Perkembangan teknologi dalam dua dekade terakhir menghasilkan turbin angin yang modular dan mudah dipasang. Saat ini sebuah turbin angin modern 100 kali lebih kuat daripada turbin dua dekade yang lalu dan ladang angin saat ini menyediakan tenaga besar yang setara dengan pembangkit listrik konvensional.
Pada awal tahun 2004, pemasangan tenaga angin secara global telah mencapai 40.300 MW sehingga tenaga yang dihasilkan cukup untuk memenuhi kebutuhan sekitar 19 juta rumah tangga menengah di Eropa yang berarti sama dengan mendekati 47 juta orang.

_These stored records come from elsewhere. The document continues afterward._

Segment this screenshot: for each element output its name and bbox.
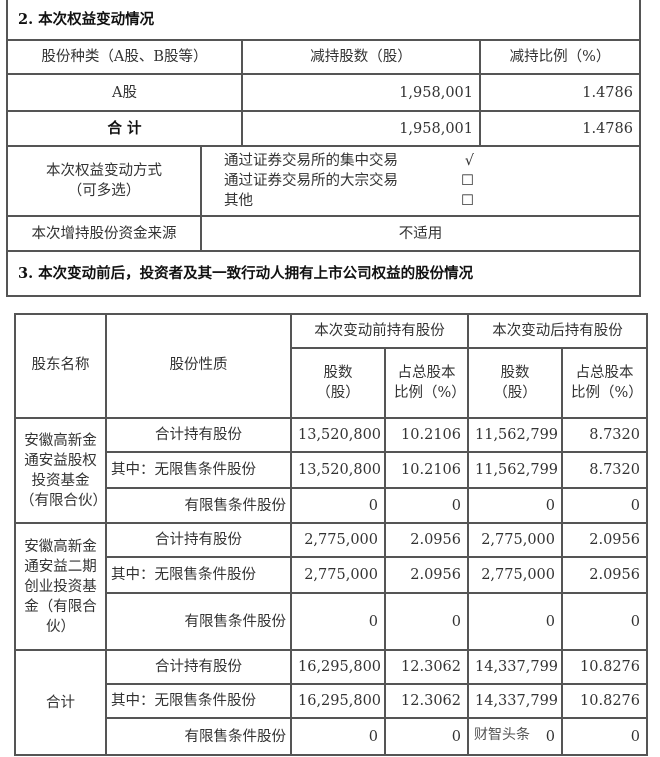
cell-value: 13,520,800 — [290, 417, 386, 453]
header-shares: 股数（股） — [290, 347, 386, 419]
header-after: 本次变动后持有股份 — [467, 313, 648, 349]
checkmark-icon: √ — [464, 153, 474, 169]
cell-value: 12.3062 — [384, 683, 469, 719]
share-nature: 其中：无限售条件股份 — [105, 683, 292, 719]
cell-value: 13,520,800 — [290, 451, 386, 489]
table-row: 合计 合计持有股份 16,295,800 12.3062 14,337,799 10.82… — [14, 649, 648, 756]
share-nature: 合计持有股份 — [105, 522, 292, 558]
cell-value: 2.0956 — [384, 522, 469, 558]
cell-value: 2,775,000 — [290, 522, 386, 558]
holder-name: 安徽高新金通安益股权投资基金（有限合伙） — [14, 417, 107, 524]
table-row: 有限售条件股份 0 0 0 0 — [15, 717, 648, 756]
share-nature: 有限售条件股份 — [105, 717, 292, 756]
table-row: 安徽高新金通安益二期创业投资基金（有限合伙） 合计持有股份 2,775,000 2.0… — [14, 522, 648, 651]
cell-value: 16,295,800 — [290, 683, 386, 719]
cell-value: 10.8276 — [561, 683, 648, 719]
cell-value: 0 — [290, 592, 386, 651]
header-before: 本次变动前持有股份 — [290, 313, 469, 349]
table-row: 其中：无限售条件股份 16,295,800 12.3062 14,337,799 10.… — [15, 683, 648, 719]
holder-name: 合计 — [14, 649, 107, 756]
checkbox-icon: ☐ — [461, 193, 474, 209]
header-holder-name: 股东名称 — [14, 313, 107, 419]
fund-source-value: 不适用 — [200, 215, 641, 252]
table-row: 有限售条件股份 0 0 0 0 — [15, 592, 648, 651]
cell-value: 0 — [561, 717, 648, 756]
option-other[interactable]: 其他 ☐ — [224, 191, 474, 211]
cell-value: 0 — [384, 592, 469, 651]
cell-value: 12.3062 — [384, 649, 469, 685]
option-centralized[interactable]: 通过证券交易所的集中交易 √ — [224, 151, 474, 171]
shareholding-table: 股东名称 股份性质 本次变动前持有股份 本次变动后持有股份 股数（股） 占总股本比例（%… — [14, 313, 648, 756]
cell-value: 10.2106 — [384, 417, 469, 453]
method-label: 本次权益变动方式 （可多选） — [6, 145, 202, 217]
share-nature: 合计持有股份 — [105, 649, 292, 685]
equity-change-table: 2. 本次权益变动情况 股份种类（A股、B股等） 减持股数（股） 减持比例（%） A… — [6, 0, 641, 297]
header-reduced-shares: 减持股数（股） — [241, 39, 481, 75]
cell-value: 2,775,000 — [467, 556, 563, 594]
header-ratio: 占总股本比例（%） — [384, 347, 469, 419]
header-reduced-ratio: 减持比例（%） — [479, 39, 641, 75]
table-row: 其中：无限售条件股份 2,775,000 2.0956 2,775,000 2.0956 — [15, 556, 648, 594]
cell-value: 10.8276 — [561, 649, 648, 685]
method-label-text: 本次权益变动方式 — [46, 163, 162, 179]
cell-value: 0 — [384, 487, 469, 524]
cell-value: 11,562,799 — [467, 451, 563, 489]
table-row: 其中：无限售条件股份 13,520,800 10.2106 11,562,799 8.7… — [15, 451, 648, 489]
section2-title: 2. 本次权益变动情况 — [6, 0, 641, 41]
share-nature: 有限售条件股份 — [105, 487, 292, 524]
cell-value: 2,775,000 — [467, 522, 563, 558]
cell-value: 0 — [384, 717, 469, 756]
section3-title: 3. 本次变动前后，投资者及其一致行动人拥有上市公司权益的股份情况 — [6, 250, 641, 297]
watermark-logo: 财智头条 — [474, 727, 530, 743]
cell-value: 2.0956 — [561, 556, 648, 594]
checkbox-icon: ☐ — [461, 173, 474, 189]
cell-value: 14,337,799 — [467, 649, 563, 685]
cell-value: 8.7320 — [561, 451, 648, 489]
holder-name: 安徽高新金通安益二期创业投资基金（有限合伙） — [14, 522, 107, 651]
row-shares: 1,958,001 — [241, 73, 481, 112]
cell-value: 0 — [467, 487, 563, 524]
cell-value: 0 — [467, 717, 563, 756]
total-label: 合 计 — [6, 110, 243, 147]
share-nature: 合计持有股份 — [105, 417, 292, 453]
cell-value: 0 — [290, 487, 386, 524]
header-ratio: 占总股本比例（%） — [561, 347, 648, 419]
cell-value: 16,295,800 — [290, 649, 386, 685]
row-type: A股 — [6, 73, 243, 112]
fund-source-label: 本次增持股份资金来源 — [6, 215, 202, 252]
cell-value: 0 — [561, 487, 648, 524]
share-nature: 有限售条件股份 — [105, 592, 292, 651]
option-block-trade[interactable]: 通过证券交易所的大宗交易 ☐ — [224, 171, 474, 191]
cell-value: 2.0956 — [384, 556, 469, 594]
total-ratio: 1.4786 — [479, 110, 641, 147]
cell-value: 0 — [290, 717, 386, 756]
cell-value: 2,775,000 — [290, 556, 386, 594]
method-options: 通过证券交易所的集中交易 √ 通过证券交易所的大宗交易 ☐ 其他 ☐ — [200, 145, 641, 217]
method-sub-text: （可多选） — [67, 183, 141, 199]
total-shares: 1,958,001 — [241, 110, 481, 147]
option-label: 通过证券交易所的集中交易 — [224, 153, 398, 169]
header-share-type: 股份种类（A股、B股等） — [6, 39, 243, 75]
cell-value: 0 — [467, 592, 563, 651]
option-label: 其他 — [224, 193, 253, 209]
cell-value: 14,337,799 — [467, 683, 563, 719]
share-nature: 其中：无限售条件股份 — [105, 451, 292, 489]
table-row: 安徽高新金通安益股权投资基金（有限合伙） 合计持有股份 13,520,800 10.2… — [14, 417, 648, 524]
table-row: 有限售条件股份 0 0 0 0 — [15, 487, 648, 524]
cell-value: 2.0956 — [561, 522, 648, 558]
cell-value: 11,562,799 — [467, 417, 563, 453]
cell-value: 10.2106 — [384, 451, 469, 489]
cell-value: 8.7320 — [561, 417, 648, 453]
header-shares: 股数（股） — [467, 347, 563, 419]
header-share-nature: 股份性质 — [105, 313, 292, 419]
share-nature: 其中：无限售条件股份 — [105, 556, 292, 594]
cell-value: 0 — [561, 592, 648, 651]
row-ratio: 1.4786 — [479, 73, 641, 112]
option-label: 通过证券交易所的大宗交易 — [224, 173, 398, 189]
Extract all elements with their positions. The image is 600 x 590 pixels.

Dalam 15 tahun terakhir ini, seiring meningkatnya pasar, tenaga angin memperlihatkan menurunnya biaya produksi hingga 50 persen. Saat ini di wilayah yang anginnya maksimum, tenaga angin mampu menyaingi PLTU batu bara teknologi baru dan di beberapa lokasi dapat menandingi pembangkit listrik tenaga gas alam.
Memang, dari aspek modularitas dan waktu pembangunan konstruksi, turbin angin lebih unggul. Namun, di sisi lain, karena kecepatan angin mempunyai sifat yang tak menentu, kadang kencang kadang pelan, energi angin yang dihasilkan dari turbin angin pun menjadi fluktuatif.
Karena itu, diperlukan sistem yang bisa menyimpan energi angin itu. Baterai, tentu sangat diperlukan terutama dalam sistem off-grid. Sedangkan untuk sistem on-grid, perlu teknologi yang dapat scara berkelanjutan mensinkronisasi tegangan dan frekuensi dari grid tersebut.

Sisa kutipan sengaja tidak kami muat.